Oxidation of a cysteine residue to sulfenic acid

==Health claims==
===Body weight===
Although chromium(III) picolinate has been marketed in the United States as an aid to body development for athletes, and as a means of losing weight, there is insufficient evidence that it provides this effect. Reviews have reported either no effect on either muscle growth or fat loss, or a small weight loss in trials longer than 12 weeks, preventing a conclusion about a positive effect of chromium supplementation. The European Food Safety Authority reviewed the literature and concluded that there was insufficient evidence to support a claim of effect on body weight.

===Diabetes===
Although there were claims that trivalent chromium supplementation aids in reducing insulin resistance, particularly in type 2 diabetes, reviews showed no association between chromium supplementation and glucose or insulin concentrations.
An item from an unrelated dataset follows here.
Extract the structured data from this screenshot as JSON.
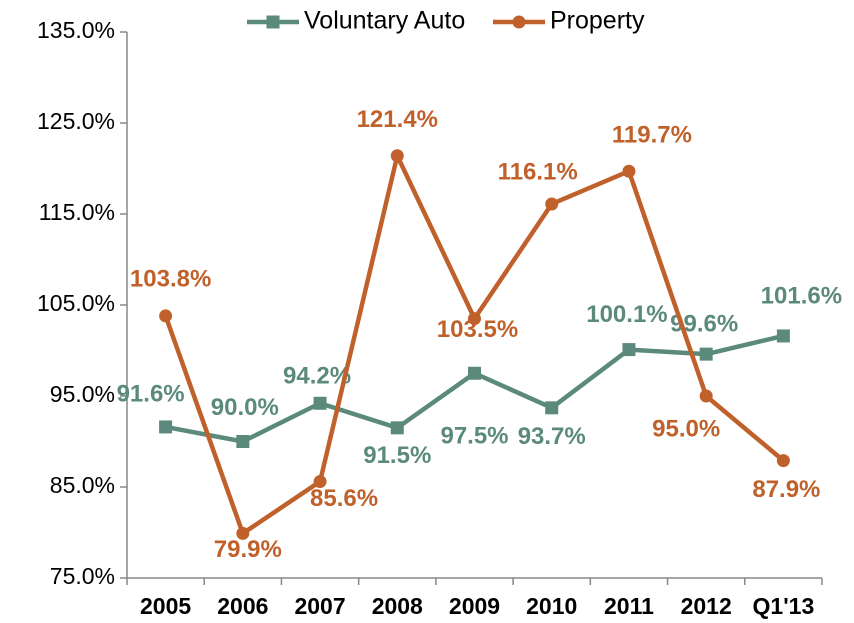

Two reviews concluded that chromium(III) picolinate may be more effective at lowering blood glucose levels compared to other chromium-containing dietary supplements.
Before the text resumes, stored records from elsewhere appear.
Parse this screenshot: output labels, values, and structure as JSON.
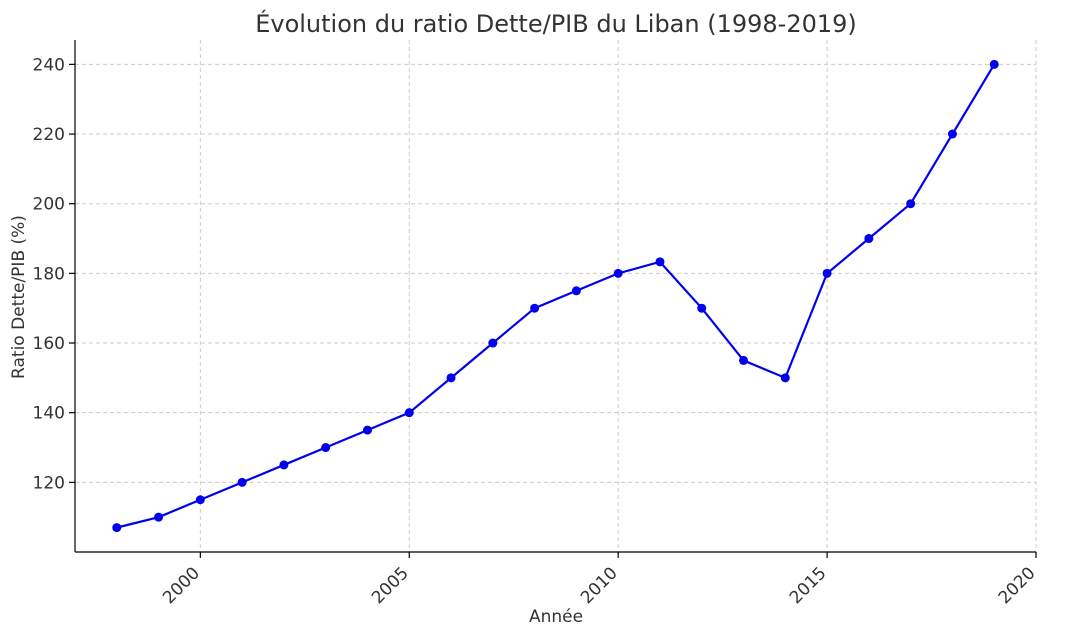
{
  "chart_data": {
    "type": "line",
    "title": "Évolution du ratio Dette/PIB du Liban (1998-2019)",
    "xlabel": "Année",
    "ylabel": "Ratio Dette/PIB (%)",
    "xlim": [
      1997,
      2020
    ],
    "ylim": [
      100,
      247
    ],
    "xticks": [
      2000,
      2005,
      2010,
      2015,
      2020
    ],
    "yticks": [
      120,
      140,
      160,
      180,
      200,
      220,
      240
    ],
    "grid": true,
    "color": "#0000ee",
    "x": [
      1998,
      1999,
      2000,
      2001,
      2002,
      2003,
      2004,
      2005,
      2006,
      2007,
      2008,
      2009,
      2010,
      2011,
      2012,
      2013,
      2014,
      2015,
      2016,
      2017,
      2018,
      2019
    ],
    "series": [
      {
        "values": [
          107,
          110,
          115,
          120,
          125,
          130,
          135,
          140,
          150,
          160,
          170,
          175,
          180,
          183.3,
          170,
          155,
          150,
          180,
          190,
          200,
          220,
          240
        ]
      }
    ]
  }
}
In 2005, the U.S. Food and Drug Administration (FDA) approved a qualified health claim for chromium picolinate as a dietary supplement relating to insulin resistance and risk of type 2 diabetes. Any company wishing to make such a claim must use the exact wording: "One small study suggests that chromium picolinate may reduce the risk of insulin resistance, and therefore possibly may reduce the risk of type 2 diabetes. FDA concludes, however, that the existence of such a relationship between chromium picolinate and either insulin resistance or type 2 diabetes is highly uncertain." As part of the petition review process, the FDA rejected other claims for reducing abnormally elevated blood sugar, risk of cardiovascular disease, risk of retinopathy or risk of kidney disease. In 2006, the FDA added that the "relationship between chromium(III) picolinate intake and insulin resistance is highly uncertain".

==Safety and toxicity==
There is little evidence that trivalent chromium in typical supplement amounts causes toxicity in humans. Oral use of chromium is considered to be relatively safe because ingested chromium is poorly absorbed and the amount absorbed is rapidly excreted.

Use of chromium picolinate may cause an allergic reaction, headache, insomnia, or irritability, and may interfere with normal thinking and muscular coordination. It has possible interactions with dozens of prescription drugs and other supplements.

Diabetic people who take insulin should not use chromium picolinate, as it may adversely affect insulin levels and control of blood glucose. Chromium picolinate should not be used while pregnant or during breastfeeding.

Although the safety of daily chromium doses of up to 1,000 μg has been shown, there are some reports of serious adverse effects by using chromium picolinate, including kidney failure from a six-week course of 600 μg per day and liver disease after using 1,200 to 2,400 μg per day over four to five months.

==Regulation==
In 2004, the UK Food Standards Agency advised consumers to use other forms of trivalent chromium in preference to chromium(III) picolinate until specialist advice was received from the Committee on Mutagenicity. This was due to concerns raised by the Expert Group on Vitamins and Minerals that chromium(III) picolinate might be genotoxic (cause cancer). The committee also noted two case reports of kidney failure that might have been caused by this supplement and called for further research into its safety. In December 2004, the Committee on Mutagenicity published its findings, which concluded that "overall it can be concluded that the balance of the data suggest that chromium(III) picolinate should be regarded as not being mutagenic in vitro" and that "the available in-vivo tests in mammals with chromium(III) picolinate are negative". Following these findings, the UK Food Standards Agency withdrew its advice to avoid chromium(III) picolinate, though it plans to keep its advice about chromium supplements under review.

In 2010, chromium(III) picolinate was approved by Health Canada to be used in dietary supplements. Approved labeling statements include: a factor in the maintenance of good health, provides support for healthy glucose metabolism, helps the body to metabolize carbohydrates and helps the body to metabolize fats.